There are some things that the feelings cannot do. For example, they cannot give us information about facts outside of the mind. The faculty of love cannot reveal to a young man the existence of a young lady; but when he gets acquainted with her through what he sees and hears, he can feel that he loves her; and after learning that she is willing to become his, he can and will feel happy because of the fact. The world is full of folly, division and fanaticism because people look to their feelings or impressions for things that they cannot furnish. Thus people have claimed immediate knowledge of God, of pardon, of the will of God, of their perfection and security, etc., through their feelings. It is true that God created all nations "that they should seek God, if haply they might feel [Professor Green says the Greek word here means 'to feel or grope for or after, as persons in the dark'] after him and find him" (Acts 17:27).
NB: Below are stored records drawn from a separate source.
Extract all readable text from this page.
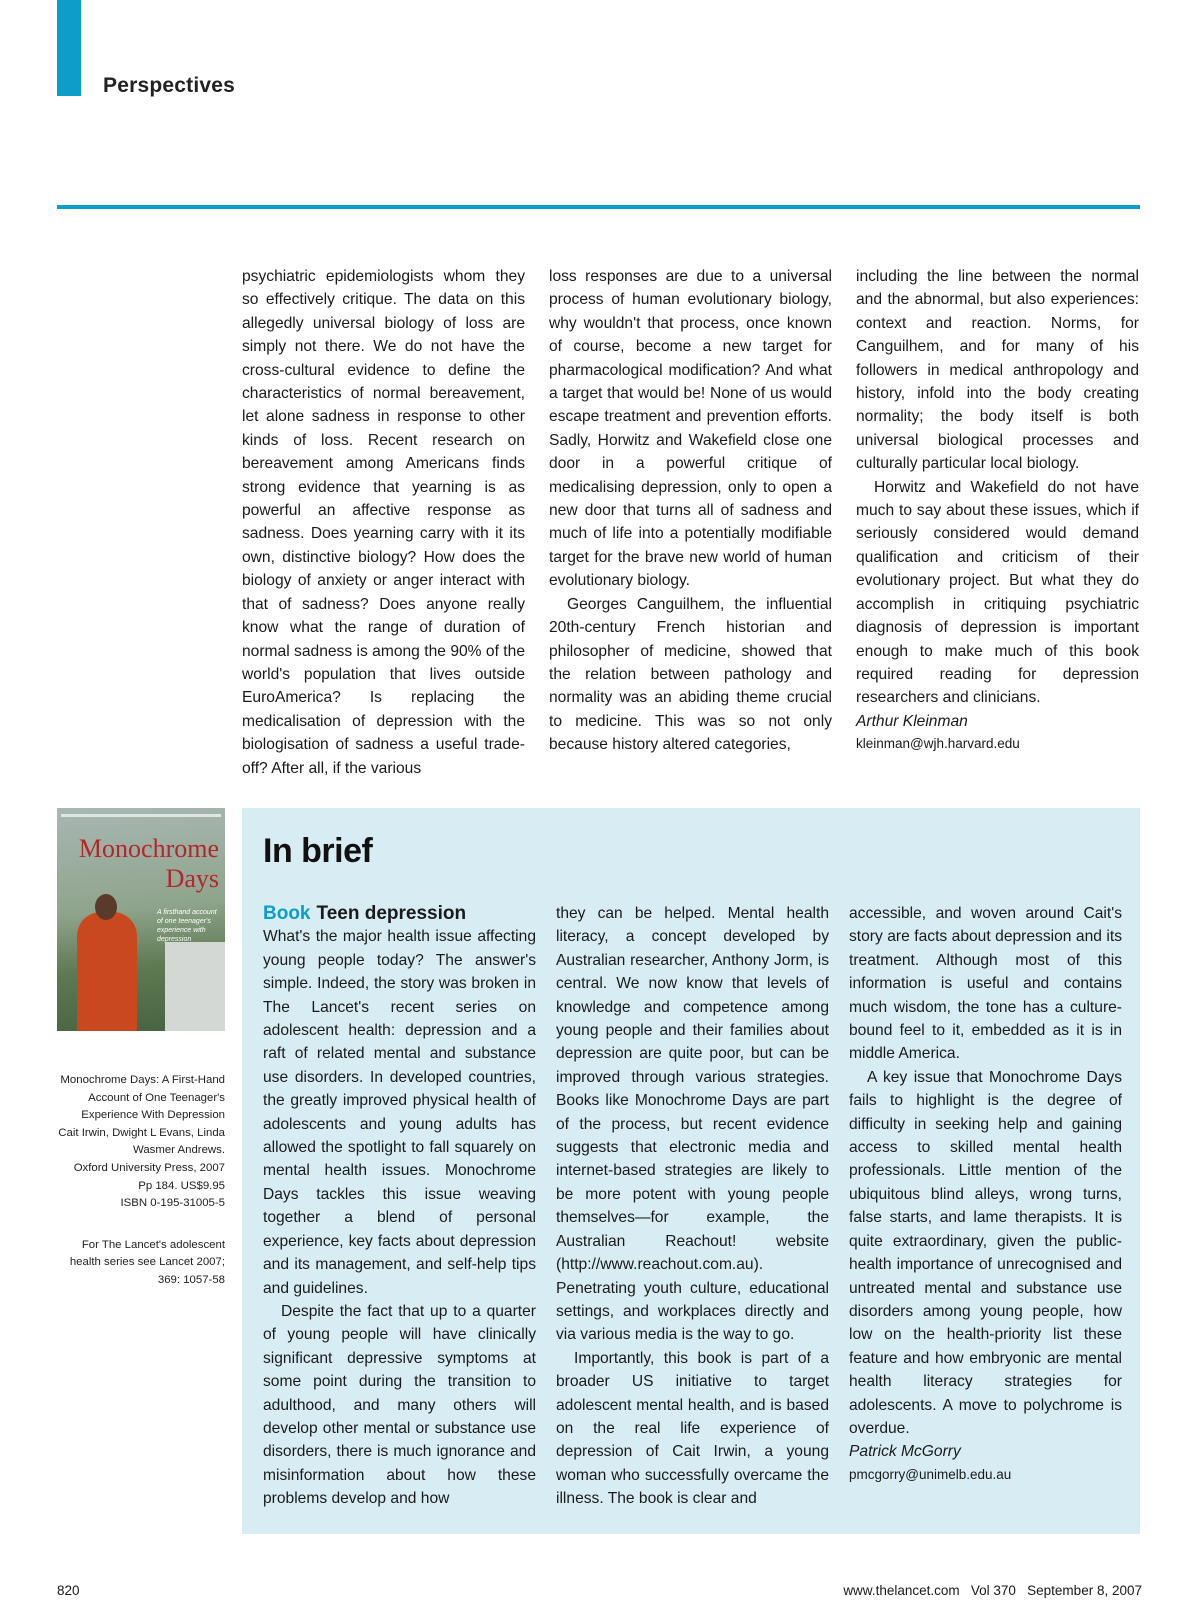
Perspectives

psychiatric epidemiologists whom they so effectively critique. The data on this allegedly universal biology of loss are simply not there. We do not have the cross-cultural evidence to define the characteristics of normal bereavement, let alone sadness in response to other kinds of loss. Recent research on bereavement among Americans finds strong evidence that yearning is as powerful an affective response as sadness. Does yearning carry with it its own, distinctive biology? How does the biology of anxiety or anger interact with that of sadness? Does anyone really know what the range of duration of normal sadness is among the 90% of the world's population that lives outside EuroAmerica? Is replacing the medicalisation of depression with the biologisation of sadness a useful trade-off? After all, if the various

loss responses are due to a universal process of human evolutionary biology, why wouldn't that process, once known of course, become a new target for pharmacological modification? And what a target that would be! None of us would escape treatment and prevention efforts. Sadly, Horwitz and Wakefield close one door in a powerful critique of medicalising depression, only to open a new door that turns all of sadness and much of life into a potentially modifiable target for the brave new world of human evolutionary biology.

Georges Canguilhem, the influential 20th-century French historian and philosopher of medicine, showed that the relation between pathology and normality was an abiding theme crucial to medicine. This was so not only because history altered categories,

including the line between the normal and the abnormal, but also experiences: context and reaction. Norms, for Canguilhem, and for many of his followers in medical anthropology and history, infold into the body creating normality; the body itself is both universal biological processes and culturally particular local biology.

Horwitz and Wakefield do not have much to say about these issues, which if seriously considered would demand qualification and criticism of their evolutionary project. But what they do accomplish in critiquing psychiatric diagnosis of depression is important enough to make much of this book required reading for depression researchers and clinicians.

Arthur Kleinman

kleinman@wjh.harvard.edu

Monochrome Days
A firsthand account of one teenager's experience with depression

Monochrome Days: A First-Hand Account of One Teenager's Experience With Depression

Cait Irwin, Dwight L Evans, Linda Wasmer Andrews.

Oxford University Press, 2007

Pp 184. US$9.95

ISBN 0-195-31005-5

For The Lancet's adolescent health series see Lancet 2007; 369: 1057-58

In brief
Book Teen depression

What's the major health issue affecting young people today? The answer's simple. Indeed, the story was broken in The Lancet's recent series on adolescent health: depression and a raft of related mental and substance use disorders. In developed countries, the greatly improved physical health of adolescents and young adults has allowed the spotlight to fall squarely on mental health issues. Monochrome Days tackles this issue weaving together a blend of personal experience, key facts about depression and its management, and self-help tips and guidelines.

Despite the fact that up to a quarter of young people will have clinically significant depressive symptoms at some point during the transition to adulthood, and many others will develop other mental or substance use disorders, there is much ignorance and misinformation about how these problems develop and how

they can be helped. Mental health literacy, a concept developed by Australian researcher, Anthony Jorm, is central. We now know that levels of knowledge and competence among young people and their families about depression are quite poor, but can be improved through various strategies. Books like Monochrome Days are part of the process, but recent evidence suggests that electronic media and internet-based strategies are likely to be more potent with young people themselves—for example, the Australian Reachout! website (http://www.reachout.com.au). Penetrating youth culture, educational settings, and workplaces directly and via various media is the way to go.

Importantly, this book is part of a broader US initiative to target adolescent mental health, and is based on the real life experience of depression of Cait Irwin, a young woman who successfully overcame the illness. The book is clear and

accessible, and woven around Cait's story are facts about depression and its treatment. Although most of this information is useful and contains much wisdom, the tone has a culture-bound feel to it, embedded as it is in middle America.

A key issue that Monochrome Days fails to highlight is the degree of difficulty in seeking help and gaining access to skilled mental health professionals. Little mention of the ubiquitous blind alleys, wrong turns, false starts, and lame therapists. It is quite extraordinary, given the public-health importance of unrecognised and untreated mental and substance use disorders among young people, how low on the health-priority list these feature and how embryonic are mental health literacy strategies for adolescents. A move to polychrome is overdue.

Patrick McGorry

pmcgorry@unimelb.edu.au

820	www.thelancet.com   Vol 370   September 8, 2007
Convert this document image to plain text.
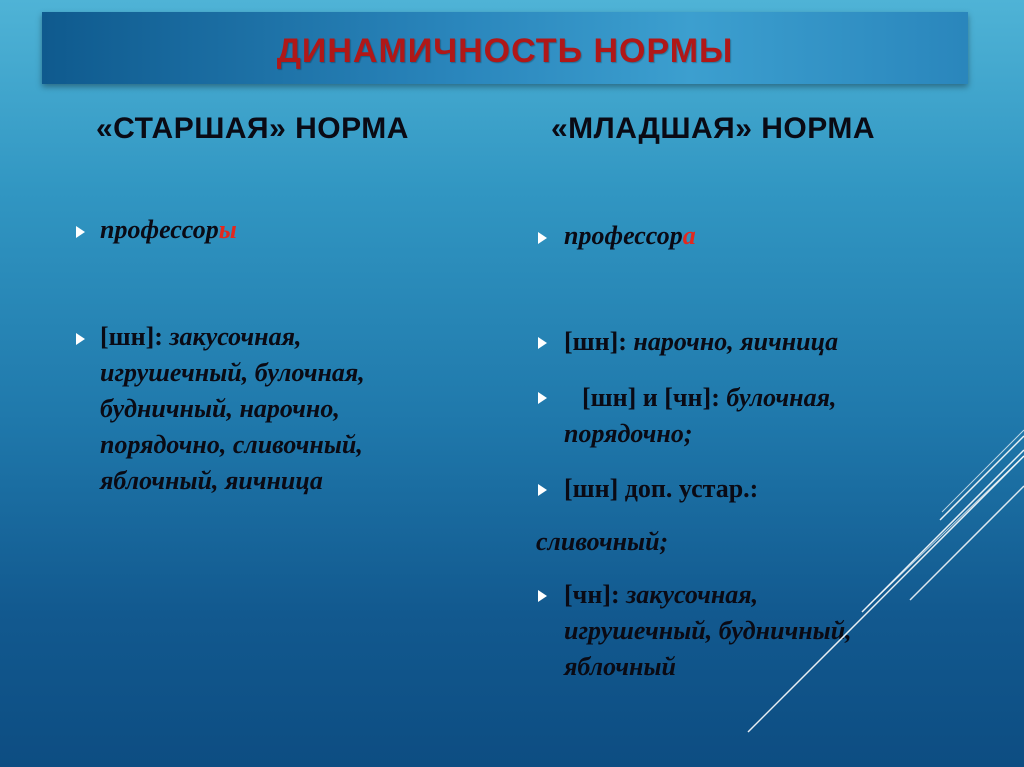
ДИНАМИЧНОСТЬ НОРМЫ
«СТАРШАЯ» НОРМА	«МЛАДШАЯ» НОРМА
профессоры
[шн]: закусочная,
игрушечный, булочная,
будничный, нарочно,
порядочно, сливочный,
яблочный, яичница
профессора
[шн]: нарочно, яичница
[шн] и [чн]: булочная,
порядочно;
[шн] доп. устар.:
сливочный;
[чн]: закусочная,
игрушечный, будничный,
яблочный
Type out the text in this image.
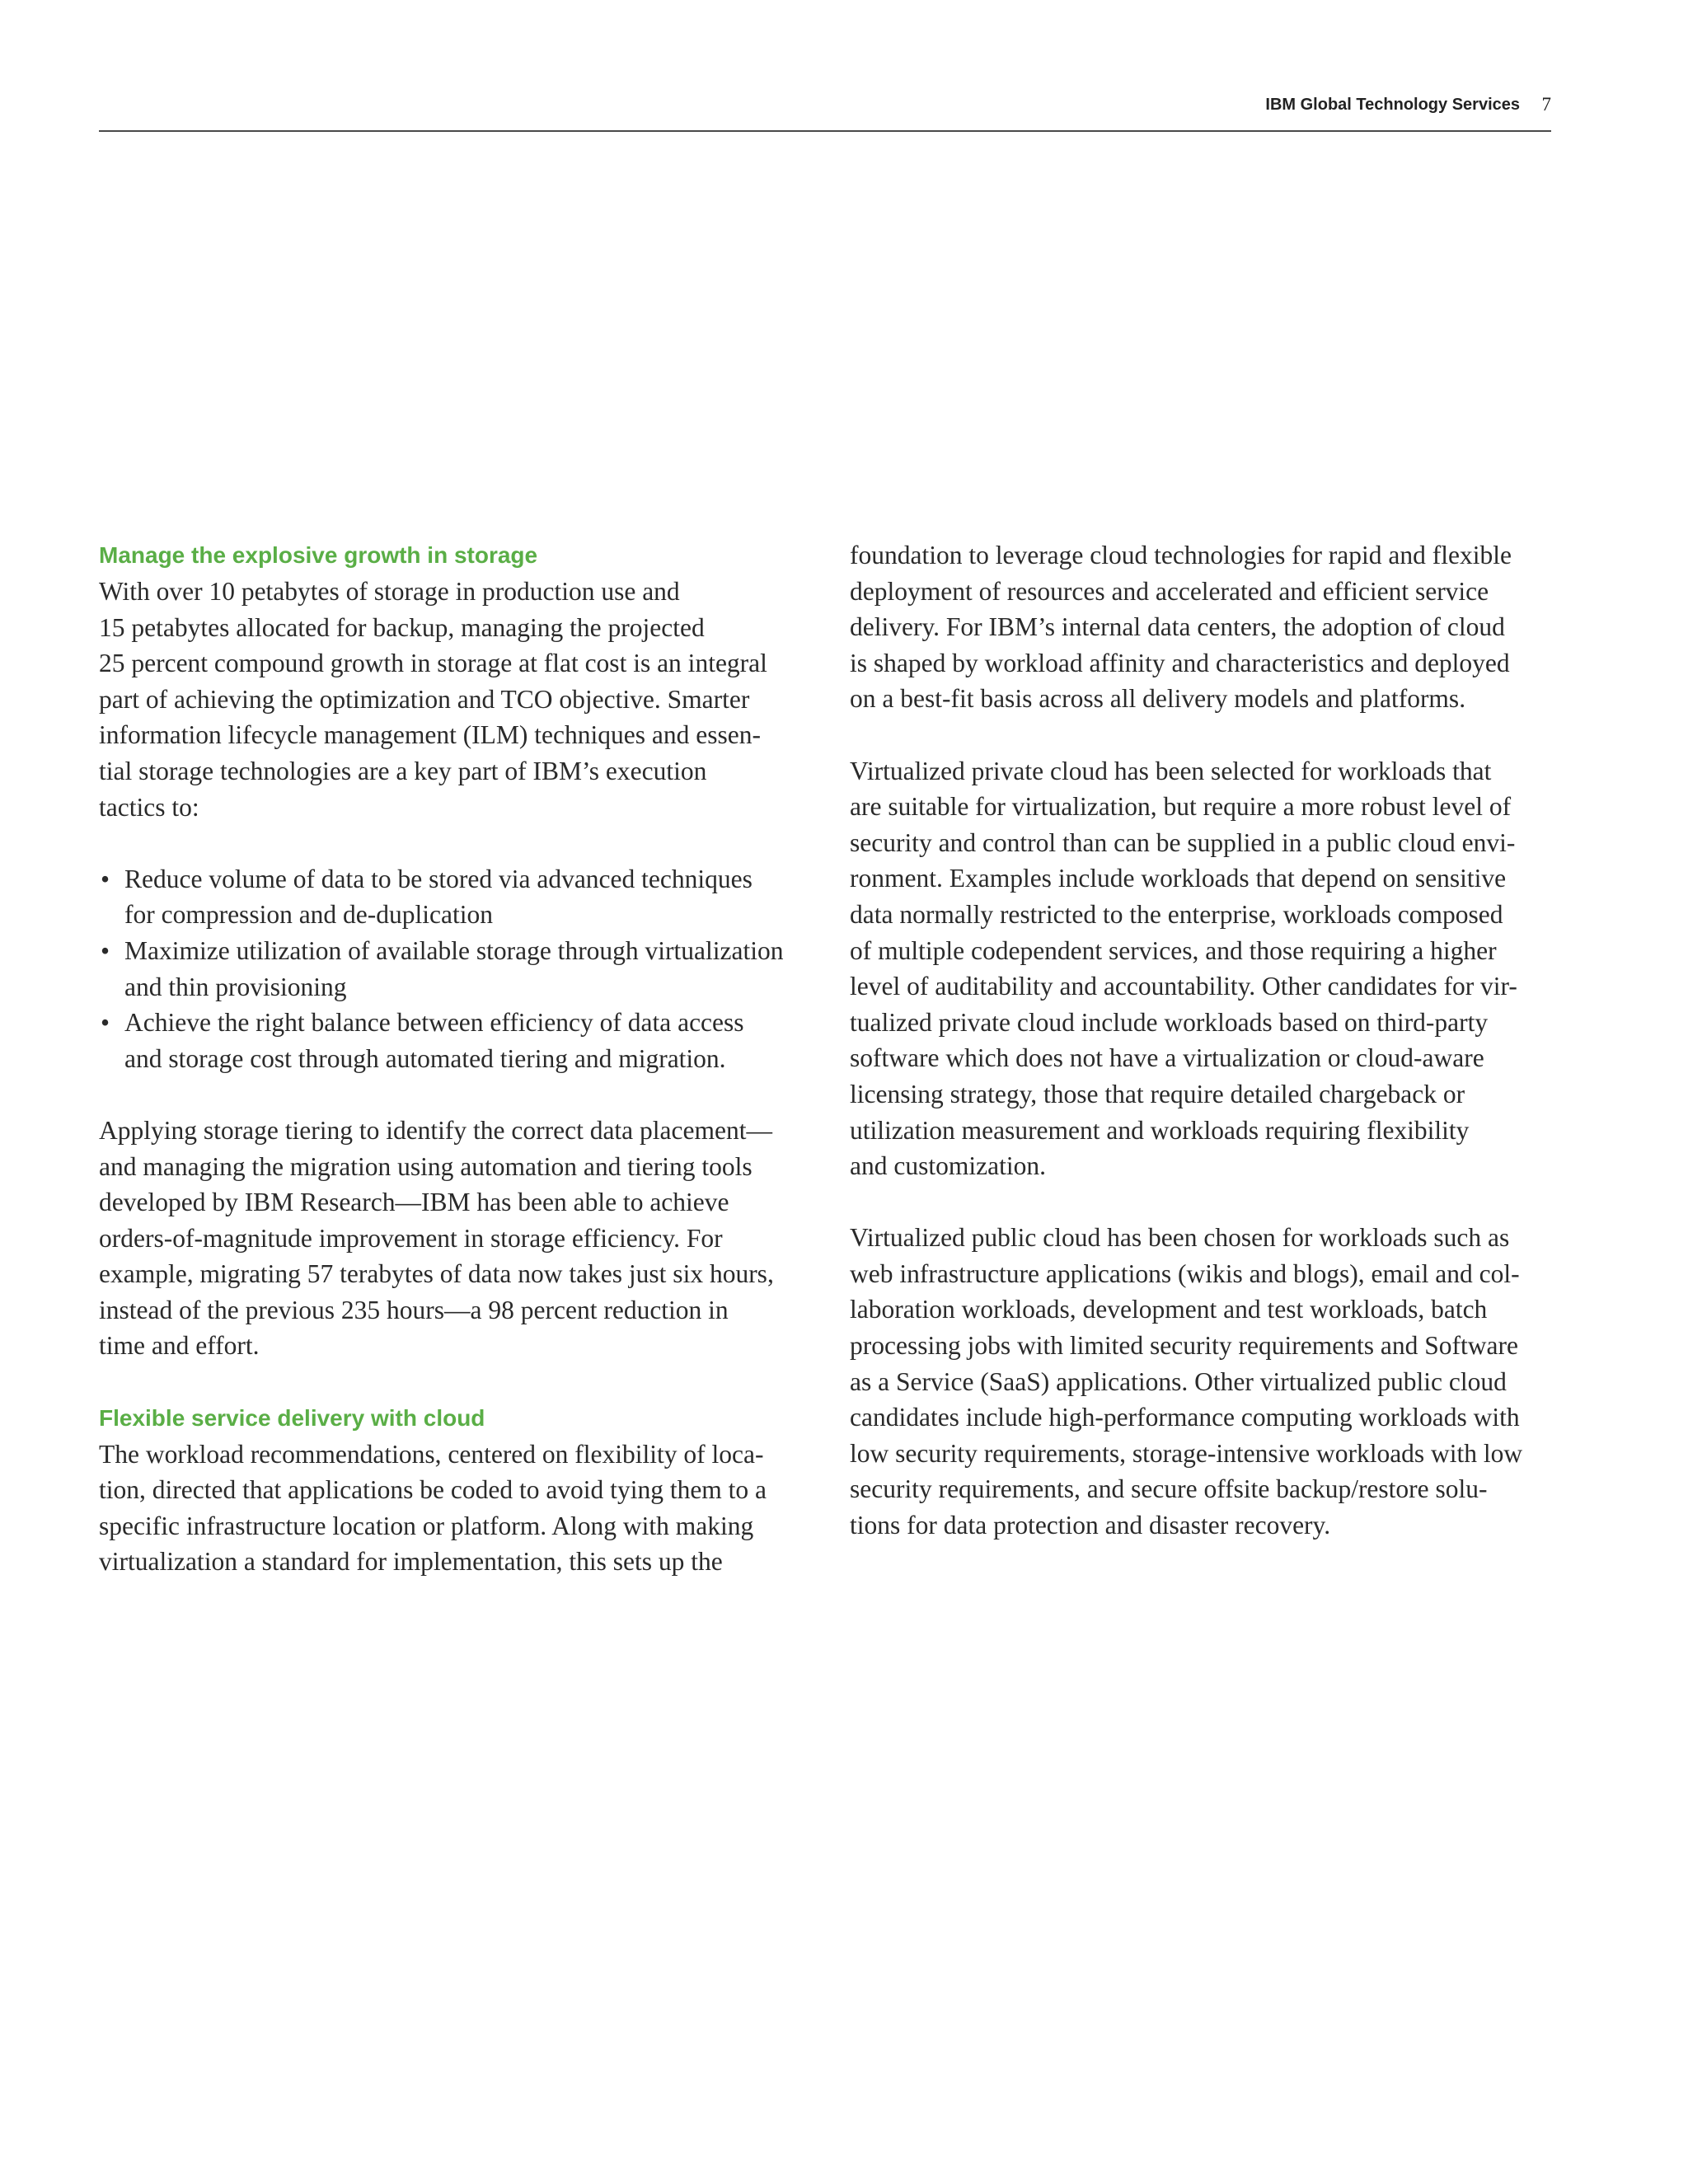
IBM Global Technology Services 7
Manage the explosive growth in storage
With over 10 petabytes of storage in production use and
15 petabytes allocated for backup, managing the projected
25 percent compound growth in storage at flat cost is an integral
part of achieving the optimization and TCO objective. Smarter
information lifecycle management (ILM) techniques and essen-
tial storage technologies are a key part of IBM’s execution
tactics to:
• Reduce volume of data to be stored via advanced techniques
for compression and de-duplication
• Maximize utilization of available storage through virtualization
and thin provisioning
• Achieve the right balance between efficiency of data access
and storage cost through automated tiering and migration.
Applying storage tiering to identify the correct data placement—
and managing the migration using automation and tiering tools
developed by IBM Research—IBM has been able to achieve
orders-of-magnitude improvement in storage efficiency. For
example, migrating 57 terabytes of data now takes just six hours,
instead of the previous 235 hours—a 98 percent reduction in
time and effort.
Flexible service delivery with cloud
The workload recommendations, centered on flexibility of loca-
tion, directed that applications be coded to avoid tying them to a
specific infrastructure location or platform. Along with making
virtualization a standard for implementation, this sets up the
foundation to leverage cloud technologies for rapid and flexible
deployment of resources and accelerated and efficient service
delivery. For IBM’s internal data centers, the adoption of cloud
is shaped by workload affinity and characteristics and deployed
on a best-fit basis across all delivery models and platforms.
Virtualized private cloud has been selected for workloads that
are suitable for virtualization, but require a more robust level of
security and control than can be supplied in a public cloud envi-
ronment. Examples include workloads that depend on sensitive
data normally restricted to the enterprise, workloads composed
of multiple codependent services, and those requiring a higher
level of auditability and accountability. Other candidates for vir-
tualized private cloud include workloads based on third-party
software which does not have a virtualization or cloud-aware
licensing strategy, those that require detailed chargeback or
utilization measurement and workloads requiring flexibility
and customization.
Virtualized public cloud has been chosen for workloads such as
web infrastructure applications (wikis and blogs), email and col-
laboration workloads, development and test workloads, batch
processing jobs with limited security requirements and Software
as a Service (SaaS) applications. Other virtualized public cloud
candidates include high-performance computing workloads with
low security requirements, storage-intensive workloads with low
security requirements, and secure offsite backup/restore solu-
tions for data protection and disaster recovery.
When we see the condition of the heathen nations to whom the revelation of the Bible has not come, we must admit that they are indeed "groping or feeling in the dark after God," as their superstitions and idolatries abundantly testify.

Of course people feel good whenever they follow their conscience, or best conviction of duty; but the feeling of conscience cannot tell them of the gospel of Christ, and of the pardon it makes possible to them. Just as people who trust their "reason," or their "think so's," as the voice of God, naturally reject the Bible as a revelation from God, so those that trust their "feel so's" will naturally have no use for the Bible in conversion, sanctification or as an evidence of pardon. It is easy to become so self-confident about our feelings, or impressions, as to believe them to be axiomatic truths or direct revelations from God. This has been one of the most fruitful sources of strife and divisions in religion, and the handicap that for centuries held the world in medieval darkness. The false prophets of the Old Testament were very religious men. That is, they had strong hereditary religious faculties. But these strong religious feelings, perverted, led them to trusting the imaginations and impressions of their hearts as the will of God instead of following his will as revealed in the Bible (Jer. 23:16, 17, 28, 30-32).

Conscience is a safe guide; but it is not an infallible guide, and it is our duty to perfect it day by day by seeking more truth and obeying it. Our instincts or feelings are safe guides within certain limitations; but they are not perfect guides, and it is our duty to strengthen, guide and restrain them with the knowledge and help that other faculties can supply.